CSI Fullmer is another example.
 
This is an office furniture dealership based in Pasadena. The company is owned by Bill Baquet, who served in the U.S. Navy, and it has been designated by the federal government as a Service-Disabled Veteran-Owned Small Business. CSI Fullmer operates throughout Southern California and employs 15 people. Last year, the company conducted more than 350,000 dollars in business with UCLA, and has conducted more than 80,000 dollars in business with the campus so far this year.
 
These are wonderful examples of the kind of mutually-beneficial business relationships the University can forge when we focus more intently on working with small and diverse businesses. And while California’s Proposition 209 limits aspects of UC’s student outreach and admissions, and some of its business practices, we remain deeply committed to providing an opportunity for all members of the community of California.
 
That’s why I am excited to announce here today that the University of California is establishing a formal, system-wide program to support small and diverse businesses across the state.
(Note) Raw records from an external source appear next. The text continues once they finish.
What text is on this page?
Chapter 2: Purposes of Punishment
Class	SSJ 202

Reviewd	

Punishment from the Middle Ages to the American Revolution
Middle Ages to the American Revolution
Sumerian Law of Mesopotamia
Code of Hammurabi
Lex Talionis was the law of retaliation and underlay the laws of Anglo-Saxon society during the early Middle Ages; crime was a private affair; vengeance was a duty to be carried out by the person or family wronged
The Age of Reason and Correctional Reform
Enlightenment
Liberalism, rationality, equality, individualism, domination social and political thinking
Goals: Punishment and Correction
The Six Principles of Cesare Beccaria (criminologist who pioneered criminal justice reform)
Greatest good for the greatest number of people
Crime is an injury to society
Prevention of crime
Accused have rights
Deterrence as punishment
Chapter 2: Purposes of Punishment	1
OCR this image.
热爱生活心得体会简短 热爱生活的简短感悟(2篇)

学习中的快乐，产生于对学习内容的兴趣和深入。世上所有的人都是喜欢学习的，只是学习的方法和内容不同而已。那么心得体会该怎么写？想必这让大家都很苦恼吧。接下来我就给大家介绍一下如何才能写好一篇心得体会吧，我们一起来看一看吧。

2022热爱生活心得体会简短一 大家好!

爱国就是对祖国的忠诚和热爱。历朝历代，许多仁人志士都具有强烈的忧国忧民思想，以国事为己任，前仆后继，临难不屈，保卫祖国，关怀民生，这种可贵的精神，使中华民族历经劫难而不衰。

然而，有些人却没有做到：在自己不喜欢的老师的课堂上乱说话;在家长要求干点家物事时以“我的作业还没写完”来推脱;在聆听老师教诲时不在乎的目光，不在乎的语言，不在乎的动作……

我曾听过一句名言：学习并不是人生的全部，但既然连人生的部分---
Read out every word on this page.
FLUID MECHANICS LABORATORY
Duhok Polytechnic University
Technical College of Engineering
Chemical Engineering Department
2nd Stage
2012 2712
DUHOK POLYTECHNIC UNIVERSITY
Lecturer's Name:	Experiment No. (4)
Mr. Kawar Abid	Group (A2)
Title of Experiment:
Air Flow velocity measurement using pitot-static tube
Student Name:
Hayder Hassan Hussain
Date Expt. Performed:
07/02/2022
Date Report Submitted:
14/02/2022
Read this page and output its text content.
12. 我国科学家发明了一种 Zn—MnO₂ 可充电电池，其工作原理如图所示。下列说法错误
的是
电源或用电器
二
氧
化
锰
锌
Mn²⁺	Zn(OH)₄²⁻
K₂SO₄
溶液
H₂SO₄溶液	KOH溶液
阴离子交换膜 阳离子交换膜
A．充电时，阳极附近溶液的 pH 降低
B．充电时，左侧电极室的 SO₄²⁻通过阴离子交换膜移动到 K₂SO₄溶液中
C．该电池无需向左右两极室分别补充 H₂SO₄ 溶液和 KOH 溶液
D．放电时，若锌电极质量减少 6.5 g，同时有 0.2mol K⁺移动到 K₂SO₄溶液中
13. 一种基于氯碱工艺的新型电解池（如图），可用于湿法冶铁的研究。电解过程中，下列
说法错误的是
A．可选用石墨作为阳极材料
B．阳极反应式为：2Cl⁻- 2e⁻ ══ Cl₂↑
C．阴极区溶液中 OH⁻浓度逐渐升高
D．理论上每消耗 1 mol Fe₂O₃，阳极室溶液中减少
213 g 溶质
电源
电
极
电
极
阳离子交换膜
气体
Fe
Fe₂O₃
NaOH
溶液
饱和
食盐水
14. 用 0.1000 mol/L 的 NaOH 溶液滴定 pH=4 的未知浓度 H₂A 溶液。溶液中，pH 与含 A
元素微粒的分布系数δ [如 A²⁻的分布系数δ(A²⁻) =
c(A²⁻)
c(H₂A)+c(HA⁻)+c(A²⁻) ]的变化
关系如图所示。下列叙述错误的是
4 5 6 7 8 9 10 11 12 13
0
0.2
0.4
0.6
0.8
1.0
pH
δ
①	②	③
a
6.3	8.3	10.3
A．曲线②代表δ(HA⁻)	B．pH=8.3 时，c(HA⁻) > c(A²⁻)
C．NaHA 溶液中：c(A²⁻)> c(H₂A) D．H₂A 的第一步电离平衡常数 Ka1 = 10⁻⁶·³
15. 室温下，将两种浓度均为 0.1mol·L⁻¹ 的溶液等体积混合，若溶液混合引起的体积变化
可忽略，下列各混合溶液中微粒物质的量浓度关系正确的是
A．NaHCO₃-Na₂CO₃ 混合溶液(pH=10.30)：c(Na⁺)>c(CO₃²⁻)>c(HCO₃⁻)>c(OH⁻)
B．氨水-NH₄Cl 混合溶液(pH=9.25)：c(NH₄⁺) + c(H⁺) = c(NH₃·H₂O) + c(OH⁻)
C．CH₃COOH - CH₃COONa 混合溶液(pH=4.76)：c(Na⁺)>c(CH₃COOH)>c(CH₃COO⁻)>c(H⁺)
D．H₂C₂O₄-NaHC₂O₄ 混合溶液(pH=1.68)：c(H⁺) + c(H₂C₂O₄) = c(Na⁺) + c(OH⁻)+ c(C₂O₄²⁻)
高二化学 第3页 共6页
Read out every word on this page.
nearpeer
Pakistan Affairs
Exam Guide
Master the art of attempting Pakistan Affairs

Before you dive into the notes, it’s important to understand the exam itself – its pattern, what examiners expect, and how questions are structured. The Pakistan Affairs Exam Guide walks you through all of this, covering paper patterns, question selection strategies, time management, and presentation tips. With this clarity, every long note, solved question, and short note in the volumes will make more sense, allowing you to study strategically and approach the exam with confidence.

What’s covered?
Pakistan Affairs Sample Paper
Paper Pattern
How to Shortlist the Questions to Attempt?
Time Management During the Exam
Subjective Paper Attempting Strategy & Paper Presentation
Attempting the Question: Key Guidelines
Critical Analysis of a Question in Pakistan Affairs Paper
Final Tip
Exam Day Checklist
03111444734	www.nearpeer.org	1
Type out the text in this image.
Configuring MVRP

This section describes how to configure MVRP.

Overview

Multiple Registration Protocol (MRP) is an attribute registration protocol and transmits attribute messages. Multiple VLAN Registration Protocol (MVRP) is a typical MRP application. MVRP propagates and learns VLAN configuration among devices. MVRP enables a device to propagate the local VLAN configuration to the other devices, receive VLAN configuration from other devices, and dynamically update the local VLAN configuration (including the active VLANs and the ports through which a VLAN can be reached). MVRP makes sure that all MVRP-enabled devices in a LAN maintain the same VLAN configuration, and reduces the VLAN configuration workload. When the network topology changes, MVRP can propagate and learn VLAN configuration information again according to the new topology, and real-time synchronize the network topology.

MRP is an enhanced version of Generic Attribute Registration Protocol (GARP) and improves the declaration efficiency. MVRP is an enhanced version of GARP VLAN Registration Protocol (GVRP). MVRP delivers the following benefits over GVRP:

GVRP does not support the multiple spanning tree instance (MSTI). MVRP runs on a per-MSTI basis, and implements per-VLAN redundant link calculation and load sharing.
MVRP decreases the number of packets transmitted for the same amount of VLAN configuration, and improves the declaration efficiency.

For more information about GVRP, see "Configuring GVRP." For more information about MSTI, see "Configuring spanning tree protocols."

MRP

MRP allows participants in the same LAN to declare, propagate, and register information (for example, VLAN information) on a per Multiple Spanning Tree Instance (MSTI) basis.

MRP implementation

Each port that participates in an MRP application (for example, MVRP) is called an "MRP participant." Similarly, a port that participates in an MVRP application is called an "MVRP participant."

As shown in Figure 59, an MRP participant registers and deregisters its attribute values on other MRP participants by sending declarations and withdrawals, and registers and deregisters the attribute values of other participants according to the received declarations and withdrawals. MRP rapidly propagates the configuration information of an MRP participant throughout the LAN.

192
This is the first endeavor of its kind at the University.
 
The goal of this program is to share best practices from each UC location and from external partners, better focus our resources, and provide increased accountability. The centerpiece of this effort will be a new UC advisory council comprised of leaders of small and diverse businesses in California.
 
Gil Vasquez, Chairman of the Los Angeles Latino Chamber of Commerce, has graciously accepted our invitation to become a charter member of this advisory council. And Bill Cooper, the University’s chief procurement officer, is here today, along with Stephanie Lopez, who will lead the small and diverse business program. Bill and Stephanie, could you please stand up for a moment? Please feel free to talk with Bill or Stephanie after this program.
 
At UC, generating opportunities for young Californians means enhancing and expanding access to high quality higher education. It means providing strong financial aid and robust academic support. It means instilling the skills and the know-how students need to navigate whatever challenges lie ahead.
 
At the same time, the University fosters opportunities for all members of the community of California. That means creating an environment that yields innovative research solutions and groundbreaking inventions for the benefit of the public. It means supporting the creation of new companies and more jobs. And it means affirming a strong commitment to engaging with small and diverse businesses.
 
These are the essential variables that make up the opportunity equation at the University of California. And ultimately, the solution to this equation is an opportunity for all of us.
 
Thank you. And in the words of the University of California motto—“Fiat Lux,” which is Latin for “Let There Be Light!” Or, in Spanish, “Que Haya Luz!”